Hypoplasia of the kidney
Hypoplasia of the kidney Is a congenital malformation of the development, in which the kidney is reduced in size. With hypoplasia, kidney cells (nephrons) have an absolutely normal structure and retain all their functions, but their total number is reduced by more than two times compared with the norm.
The most common one-sided hypoplasia of the kidney. Interestingly, this disorder occurs in males twice as often as in females.
Hypoplasia of the kidneys can arise as a result of violations of the development of the fetus, which can be caused by both external and internal factors. External factors are various adverse effects that have a negative effect on the body of a pregnant woman and the formation of fetal organs – organogenesis.
- Drinking alcoholic beverages;
- Some medicines;
- Ionizing radiation;
- Prolonged compression of the uterus;
- Some diseases (toxoplasmosis, influenza, rubella, etc.).
Internal factors that can lead to the formation of kidney hypoplasia are the violations (anomalies) of the primary division of the embryo cells.
If a person has hypoplasia of only one kidney, then the disease does not show itself. For example, in a patient with a hypoplasia of the left kidney, under the condition of normal functioning of the right kidney, there will be no symptoms, and this defect can be detected only when an ultrasound is performed.
Reduced kidney is often affected by pyelonephritis (inflammatory disease). In this case, patients complain of an increase in body temperature, chills, severe pain in the lumbar region.
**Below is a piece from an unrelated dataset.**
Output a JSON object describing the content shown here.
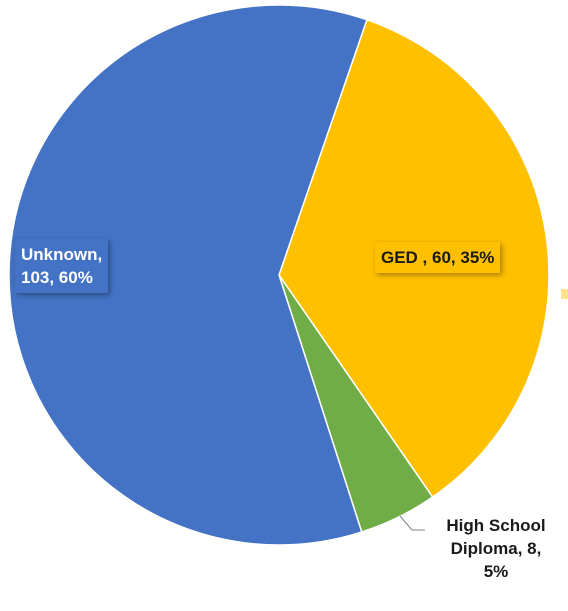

Long-flowing pyelonephritis leads to the gradual death of nephrons and replacement of their connective (scar tissue) tissue. In this case, the kidney wrinkles, and its function is lost.
In addition, there is compression of the renal artery, which leads to a persistent increase in blood pressure – arterial hypertension.
Bilateral hypoplasia of the kidneys is much less common. In this case, as a rule, hypoplasia of the right kidney is more pronounced.
With a significant decrease in the size of the kidneys, the patient develops chronic renal failure – increases the blood urea and creatinine content, reduces the amount of urine released, there is a persistent increase in blood pressure.
It is possible to suspect hypoplasia of the kidneys during an ultrasound examination, during which a decrease in the size of this organ is revealed. To clarify the diagnosis and conduct differential diagnosis it is recommended to undergo excretory urography, angiography of the kidney vessels, retrograde urethropyelography.